This article gives the earning youth an opportunity to understand how to ’Divide and Rule’ over money. This helps them to best utilize their money.
A time period must be selected in order to understand the amount of money that you can spend on a daily or a weekly basis. Understanding the capacity of your purse is as important as learning the capacity of a machine to produce a certain number of goods. E.g. Raj decided to prepare a budget for the next 3 months. Suppose the budget for each of the three months is Rs. 5,000. This gives you an idea of how it will be possible to save money.
Creating a budget gives you an idea of how to divide a budget. Using an Excel Sheet for preparing this budget is required. It helps the mind to psychologically believe it is a formal and real effort to save money. Suppose your budget is Rs. 5000 per month, you must decide to save Rs. 1000 every month. So just for the purpose of the example, we assume that the 3 months is 12 weeks.
For every week, you must make a list of expenses that he/she will incur. You must be aware of the expenses he will incur during the month.
Tracking of budget is important not only to identify mandatory and discretionary spends, but also ensure that you don’t overspend.
Starting to save is a good step but the ultimate objective of the money you save helps in order to get clarity and keep an overall objective of saving the money you earn. These goals must be divided into short term, medium term and long term. Short term is 1-3 years. The medium term is 4 -7 years and the long term is greater than 7 years. This helps to organize and pen down your goals, ultimately you will be able to determine how much and for how long you will need to invest.
If your financial goal for the next decade is to purchase real estate, you must invest your money in time deposits like fixed deposits or recurring deposits in order to maximize interest earnings.

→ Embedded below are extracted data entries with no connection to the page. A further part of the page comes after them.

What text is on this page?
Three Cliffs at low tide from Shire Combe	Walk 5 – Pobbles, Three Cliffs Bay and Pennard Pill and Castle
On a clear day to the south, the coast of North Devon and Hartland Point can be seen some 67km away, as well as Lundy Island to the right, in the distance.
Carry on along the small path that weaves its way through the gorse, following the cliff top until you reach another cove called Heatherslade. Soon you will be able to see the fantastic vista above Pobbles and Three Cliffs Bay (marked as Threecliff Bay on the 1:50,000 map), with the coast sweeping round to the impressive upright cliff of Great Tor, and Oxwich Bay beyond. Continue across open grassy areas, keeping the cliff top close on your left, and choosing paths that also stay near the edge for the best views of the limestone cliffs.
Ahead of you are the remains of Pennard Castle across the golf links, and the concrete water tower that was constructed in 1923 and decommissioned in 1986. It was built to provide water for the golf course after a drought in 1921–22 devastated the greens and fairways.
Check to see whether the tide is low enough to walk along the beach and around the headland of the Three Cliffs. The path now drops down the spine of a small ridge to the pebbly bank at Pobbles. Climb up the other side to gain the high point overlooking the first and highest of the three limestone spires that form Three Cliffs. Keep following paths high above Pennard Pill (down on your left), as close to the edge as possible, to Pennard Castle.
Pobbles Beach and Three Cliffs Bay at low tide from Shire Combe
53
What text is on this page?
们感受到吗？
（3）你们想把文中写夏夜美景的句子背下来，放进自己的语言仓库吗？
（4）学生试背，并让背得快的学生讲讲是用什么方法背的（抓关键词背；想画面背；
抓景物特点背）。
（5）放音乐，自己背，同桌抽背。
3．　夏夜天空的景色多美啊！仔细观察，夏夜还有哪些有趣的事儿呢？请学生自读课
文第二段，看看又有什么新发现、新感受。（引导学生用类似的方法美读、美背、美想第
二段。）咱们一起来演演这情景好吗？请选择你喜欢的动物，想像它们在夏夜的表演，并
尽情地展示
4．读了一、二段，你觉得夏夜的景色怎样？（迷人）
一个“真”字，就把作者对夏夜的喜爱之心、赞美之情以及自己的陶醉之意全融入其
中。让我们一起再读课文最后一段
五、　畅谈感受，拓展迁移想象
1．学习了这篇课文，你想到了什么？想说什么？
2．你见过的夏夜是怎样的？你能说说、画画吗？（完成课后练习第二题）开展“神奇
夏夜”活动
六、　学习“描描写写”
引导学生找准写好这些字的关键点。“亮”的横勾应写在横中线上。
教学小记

The expenses must be divided into the following three categories:
Essential, Discretionary and Entertainment. Among these expenses, the expenses on entertainment include luxury needs of people and this must be reduced. The essential expenses are something which are a part and parcel of survival, and therefore is required to be incurred. Discretionary expenses must be dealt with smartly. Deciding which are of utmost necessity must be incurred, the ones which are not must not be incurred.
As part of the discretionary expenses, a young earner must be able to save as much as possible by money by shopping, dining and transporting by being a little smarter As the ecommerce space has been growing at a fast pace, it is important to make the best of the deals they have. E commerce giants like BigBasket, Amazon GO, Flipkart and a few others must be kept a track of. While purchasing in retail outlets, you must make a list of the items that you want to purchase. You must follow this budget and not exceed the number of items purchased. Food delivery apps like Uber Eats, Zomato and Dineout that give huge discounts on food products. One of the flagship products of Zomato is Zomato Gold which gives its members a 1+1 on food products and a 2+2 on selected restaurants which have agreed to partner up with Zomato Gold.
In terms of transport, using public transport over auto-rickshaws, kaali peeli taxis and cab aggregator services will be easier on your pocket. Even in public transport like the local trains of Mumbai, you must use railway passes rather than purchasing tickets on a daily basis.
Suppose your income is Rs. 10,000.
The money available to you is Rs. 4000. Financial literacy is important while
investing the money correctly. In the beginning, you must invest in simple
instruments like a recurring or fixed
deposit. “If it’s a short-term goal, keep your investments in debt”; “If
it’s for the long term, you must invest in equity.”
You must divide the following instruments based on whether you want to invest
in short term, medium term and long term:
For short-term goals, opt for recurring deposits, liquid funds, fixed deposit or short-term debt funds. For the medium-term, you could choose balanced funds and equity linked saving schemes. For the long term, equity mutual funds, National Pension Scheme, Public Provident Fund and Employee Provident Fund could be your instruments of choice.
In order to make reduce taxable income and therefore, increase disposable income we must be aware of what income is taxable and what is not. By investing your money through education you will be able to increase disposable Income.
For you, purchasing the correct insurance policy is of utmost importance. Health, Life, Property and Motor Insurances must be taken. While choosing a Life Insurance, you must choose on the basis of the concept “how to save money” and choose a term insurance plan. The money back and endowment have higher premiums over longer period of cover time period. While choosing the health insurance you must be assured at 10 times of your net monthly salary which must be at the least between Rs. 3 lakh and Rs. 5 lakh. Along with a basic health plan you must take a critical illness plan.
So the first thing to do, even before you start saving for smaller, short-term goals, is to build an emergency corpus. This should be equal to 3-6 months of your household expenses, and should also include any loan repayments and insurance premium obligations.
The best option is to put it in a short-term debt fund, liquid fund or a sweep-in bank account. This will ensure easy availability and higher rate of interest for your money.